Not everyone is privileged enough to have a career, most just have jobs they must show up to on a daily basis to ensure the bills are paid. Still, even if the job you’re doing isn’t your dream job, dignity, respect, and recognition can go a long way to making it a job you can enjoy on a daily basis.
In this era of “more with less” many employers expect their people to wear many hats. “Lean and mean” is the war cry across many corporate spaces and while I am an advocate for efficiency, I find this culture can produce overworked, over stressed, and underpaid employees. There are many companies who recognize this and do their best to provide their people with benefits and bonuses that make the job worth the stress. On the other hand, there are many companies who don’t. How can you tell if you are undervalued at your current place of employment?
- Your boss constantly asks “what’s your value add?” – I have a big issue with this phrase “value-add” it irks me to no end because it’s an employers way of squeezing blood from a stone. When an employer asks you what your value-add is – it is code for “I want you to do more but I don’t want to pay for it”. Your value is in the work you’ve already been hired to do, whether you’re a waiter or a marketing professional. Anything beyond that – anything additional should come with appropriate compensation. So the next time your boss asks you what “your value-add is” your response (in the most diplomatic and professional way possible) should be “what is the additional compensation for the additional value you are asking for?” If the response is extra paid time off, a bonus or some other agreed upon compensation then you are very lucky to be valued enough to get what you’re worth for all the work you do.
- You go above and beyond with little to no recognition – In a recent study it was found that organizations that give regular thanks to their employees far out perform those that don’t. The moral of the story is, thanks and recognition is important, it matters to people, it matters to morale and it reminds us that we are important in the grand scheme of things. If you are working hard, doing more than is required, improving everyday and no one is saying “thanks, great work” or providing you the recognition you deserve, you should question the culture of the company you are working for. Everyone deserves to be thanked for a job well done!
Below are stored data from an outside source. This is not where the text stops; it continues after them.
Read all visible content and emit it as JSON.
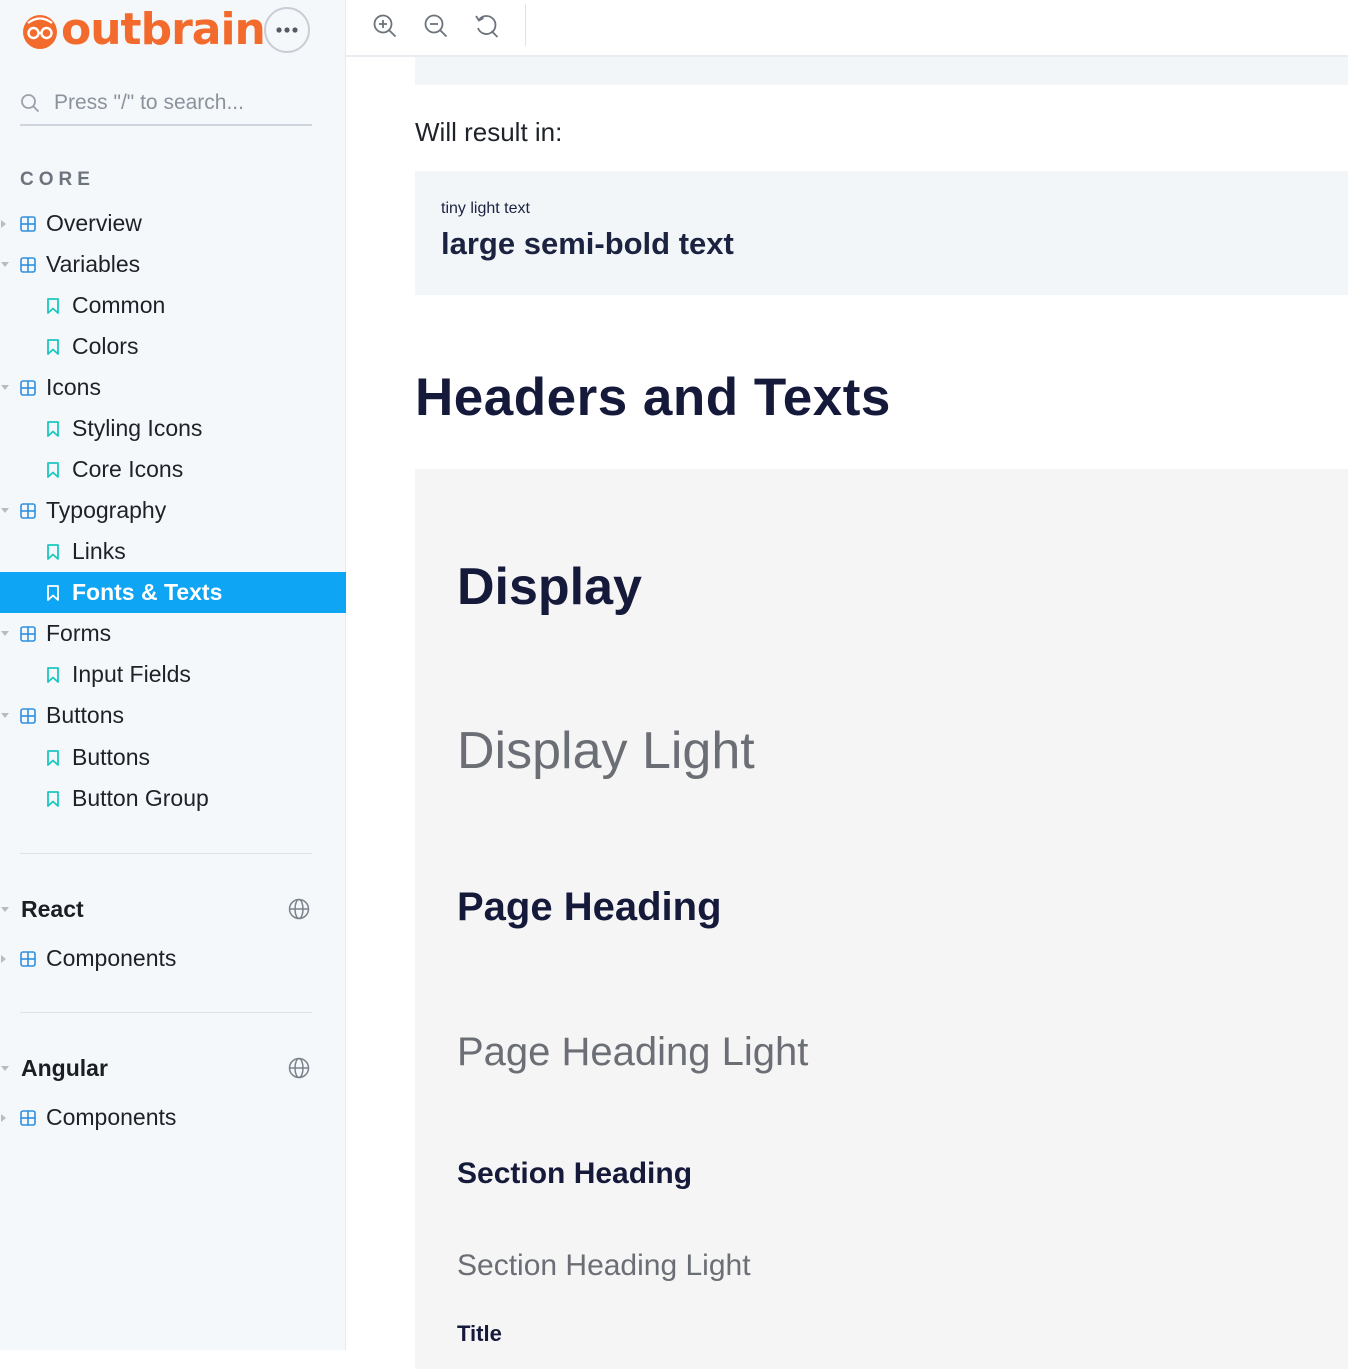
{
  "brand": {
    "name": "outbrain",
    "color": "#f26b2d"
  },
  "search": {
    "placeholder": "Press \"/\" to search..."
  },
  "core": {
    "label": "CORE",
    "items": [
      {
        "label": "Overview",
        "level": 1,
        "icon": "grid-icon"
      },
      {
        "label": "Variables",
        "level": 1,
        "icon": "grid-icon"
      },
      {
        "label": "Common",
        "level": 2,
        "icon": "bookmark-icon"
      },
      {
        "label": "Colors",
        "level": 2,
        "icon": "bookmark-icon"
      },
      {
        "label": "Icons",
        "level": 1,
        "icon": "grid-icon"
      },
      {
        "label": "Styling Icons",
        "level": 2,
        "icon": "bookmark-icon"
      },
      {
        "label": "Core Icons",
        "level": 2,
        "icon": "bookmark-icon"
      },
      {
        "label": "Typography",
        "level": 1,
        "icon": "grid-icon"
      },
      {
        "label": "Links",
        "level": 2,
        "icon": "bookmark-icon"
      },
      {
        "label": "Fonts & Texts",
        "level": 2,
        "icon": "bookmark-icon",
        "active": true
      },
      {
        "label": "Forms",
        "level": 1,
        "icon": "grid-icon"
      },
      {
        "label": "Input Fields",
        "level": 2,
        "icon": "bookmark-icon"
      },
      {
        "label": "Buttons",
        "level": 1,
        "icon": "grid-icon"
      },
      {
        "label": "Buttons",
        "level": 2,
        "icon": "bookmark-icon"
      },
      {
        "label": "Button Group",
        "level": 2,
        "icon": "bookmark-icon"
      }
    ]
  },
  "react": {
    "title": "React",
    "items": [
      {
        "label": "Components"
      }
    ]
  },
  "angular": {
    "title": "Angular",
    "items": [
      {
        "label": "Components"
      }
    ]
  },
  "main": {
    "result_label": "Will result in:",
    "example": {
      "tiny": "tiny light text",
      "large": "large semi-bold text"
    },
    "section_heading": "Headers and Texts",
    "samples": [
      {
        "text": "Display",
        "style": "dark"
      },
      {
        "text": "Display Light",
        "style": "light"
      },
      {
        "text": "Page Heading",
        "style": "dark"
      },
      {
        "text": "Page Heading Light",
        "style": "light"
      },
      {
        "text": "Section Heading",
        "style": "dark"
      },
      {
        "text": "Section Heading Light",
        "style": "light"
      },
      {
        "text": "Title",
        "style": "dark"
      }
    ]
  },
  "colors": {
    "accent": "#0ea5f4",
    "icon_teal": "#1cc7c0",
    "grid_blue": "#2f8fe0"
  }
}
- Others are getting credit for your work – Nothing is worse than sitting in a meeting and hearing your own idea coming out of someone else’s mouth with absolutely no credit to you. If it is a co-worker or peer, you might be able to rectify it by going to that person and asking if they perhaps forgot to credit you and work it out with them directly. If they are still unwilling to give you appropriate credit, this might be something you have to escalate to your boss. However, If the offending party is your boss, this is a huge red flag that you are not appreciated for your work. Confronting them might help but it might be wise to start updating your resume now.
- You aren’t made to feel part of the team – I thrive off of teamwork, I love working with people and sharing ideas. Most companies should encourage a healthy team dynamic within their ranks. Sometimes though, even adults can become catty, divisive, and cliquey. In this dynamic there is always a “black sheep” of the office – the person who never gets invited to lunch or after work events with the rest of the group. No employer should allow this type of culture to manifest. If you are the “black sheep” of the office and you find your boss is encouraging or enabling this type of behavior, you should definitely try move on to a company that more closely aligns with your own values as a human being.
- You feel under valued – If you are going through this list and shaking your head in agreement you might be under valued where you work. You probably already knew it. If you wake up everyday and dread your work – not because of the work itself – because of the people or culture, it’s time to explore other options. No one should be made to feel demoralized or ignored. You have options, you can speak to your boss, it might be your employer doesn’t realize how careless they are being. Best case scenario, they make it right for you. Worst case scenario, they ask you what your value-add is, if so, see #1 and start looking for work elsewhere.